A: According to the Hebrew calendar, a month starts with a new moon. While there are express and clear commandments in the Bible to celebrate today God’s weekly Sabbath and His annual Holy Days, there is no command in the Bible, enjoining us to celebrate today the beginning of the new months — or new moons. The early New Testament Church continued to keep and celebrate the weekly Sabbath and the annual Holy Days, but we do not have any Biblical record indicating that they celebrated new moons. (In Colossians 2:16, Paul does not speak about “new moons” in general, but about “a new moon” — referring specifically to the Feast of Trumpets, the only annual Feast day which falls on a new moon.)
In ancient times, some assembled on the occasion of each new moon, with the blowing of trumpets, to signify the beginning of a month (Numbers 10:10). Calendars were not available to everyone in ancient Israel the way we have them today. Rather, the priesthood was entrusted with the responsibility to determine and make known to the people when a new month would start.
Some form of ceremony took place on the day of a new moon, to let the people know that a new month had begun. Some used the occasion to have a feast on that day (1 Samuel 20:5, 18, 24) — although, as mentioned, the Bible nowhere commands that new moons have to be celebrated in that way. We read that offerings were to be given on new moons (2 Chronicles 31:3; Ezra 3:5; Nehemiah 10:33), but such offerings (sacrifices) are, of course, no longer required today, either. Even in ancient Israel, we do not find that God commanded the celebration of new moons per se — that is, unconnected to the giving of sacrifices. On the other hand, we do find that the weekly Sabbath and the annual Holy Days were in force before the sacrificial system was introduced, and that they are to be kept today, even though sacrifices are no longer necessary (Our booklet, God’s Commanded Holy Days, on the Sabbath and the annual Holy Days proves this fact from the Bible.).
It was, however, necessary in ancient times to somehow mark the beginning of the month, as it was not always easy for everyone to independently observe the new moon, due, perhaps, to clouds or heavy rain. By actually conducting a certain ceremony at the appearance of a new moon, the general population was sufficiently informed and enabled to prepare for any approaching seasons or annual Holy Days, which are counted and determined by the appearance of the new moon. For instance, as mentioned, the Feast of Trumpets is celebrated on a new moon (compare Psalm 81:3) — the first day of the month. Ten days later, the Day of Atonement is kept, and the Feast of Tabernacles begins fifteen days after the Feast of Trumpets.
It appears that in the process of time, the ancient celebrations of new moons had reached proportions that were not accepted by God. He tells us in Isaiah 1:14, “Your New Moons and your appointed feasts My soul hates; They are a trouble to Me, I am weary of bearing them.” Apparently, new moons were even celebrated in the same way as Sabbaths are to be kept — with prohibitions to engage in merchandising (compare Amos 8:5). However, such a prohibition for new moons cannot be found in Scripture.
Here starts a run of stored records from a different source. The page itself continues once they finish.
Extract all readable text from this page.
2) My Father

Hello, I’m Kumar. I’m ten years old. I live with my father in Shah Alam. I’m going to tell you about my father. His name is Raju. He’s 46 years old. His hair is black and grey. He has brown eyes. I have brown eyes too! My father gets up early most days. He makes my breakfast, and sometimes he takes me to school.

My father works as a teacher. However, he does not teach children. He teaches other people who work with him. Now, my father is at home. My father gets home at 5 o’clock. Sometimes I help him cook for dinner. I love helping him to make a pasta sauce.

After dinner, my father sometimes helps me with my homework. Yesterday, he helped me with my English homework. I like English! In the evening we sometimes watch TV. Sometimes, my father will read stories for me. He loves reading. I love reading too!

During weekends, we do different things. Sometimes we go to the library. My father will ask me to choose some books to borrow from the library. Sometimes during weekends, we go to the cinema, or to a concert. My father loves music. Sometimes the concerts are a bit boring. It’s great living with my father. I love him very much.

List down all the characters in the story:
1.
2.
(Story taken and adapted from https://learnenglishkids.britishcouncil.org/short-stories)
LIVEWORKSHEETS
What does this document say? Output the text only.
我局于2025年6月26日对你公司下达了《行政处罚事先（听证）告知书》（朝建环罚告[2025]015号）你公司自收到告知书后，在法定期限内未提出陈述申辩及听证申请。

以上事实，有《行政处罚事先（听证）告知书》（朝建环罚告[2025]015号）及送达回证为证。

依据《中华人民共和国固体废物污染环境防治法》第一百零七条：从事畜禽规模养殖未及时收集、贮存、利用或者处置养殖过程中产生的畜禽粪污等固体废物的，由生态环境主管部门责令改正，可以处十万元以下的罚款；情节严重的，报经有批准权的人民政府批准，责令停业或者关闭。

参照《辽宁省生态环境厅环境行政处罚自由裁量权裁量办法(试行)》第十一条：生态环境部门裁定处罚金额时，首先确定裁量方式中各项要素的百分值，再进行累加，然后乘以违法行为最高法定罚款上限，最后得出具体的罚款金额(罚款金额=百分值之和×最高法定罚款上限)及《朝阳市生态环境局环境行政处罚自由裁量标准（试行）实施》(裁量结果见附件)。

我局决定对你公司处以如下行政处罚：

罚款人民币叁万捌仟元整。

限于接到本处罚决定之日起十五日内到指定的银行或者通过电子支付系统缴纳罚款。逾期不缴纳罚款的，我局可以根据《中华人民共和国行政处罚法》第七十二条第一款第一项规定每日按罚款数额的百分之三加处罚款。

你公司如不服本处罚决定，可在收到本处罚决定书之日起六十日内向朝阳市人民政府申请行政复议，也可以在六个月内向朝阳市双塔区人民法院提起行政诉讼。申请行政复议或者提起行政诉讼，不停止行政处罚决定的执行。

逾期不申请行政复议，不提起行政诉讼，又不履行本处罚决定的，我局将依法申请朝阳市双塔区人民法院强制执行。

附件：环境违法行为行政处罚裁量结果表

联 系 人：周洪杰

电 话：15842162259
Today, it is not necessary to mark the beginning of each new month with feast celebrations, the blowing of trumpets, or an assembly. Calendars are available which list, well in advance, the dates of the appearance of each new moon throughout the year.
It is true that the Bible indicates that at the beginning of the Millennium, new moons will be kept in conjunction with the bringing of sacrifices (Ezekiel 45:17, 46:1, 3, 6; Isaiah 66:20-23). Why God will reintroduce a system of sacrifices in the Millennium, connected with new moon celebrations, the Bible does not explicitly say. Our free booklet, “And Lawlessness Will Abound…” suggests a distinct possibility.
It is clear from Scripture, however, that God does not command His people today to celebrate new moons.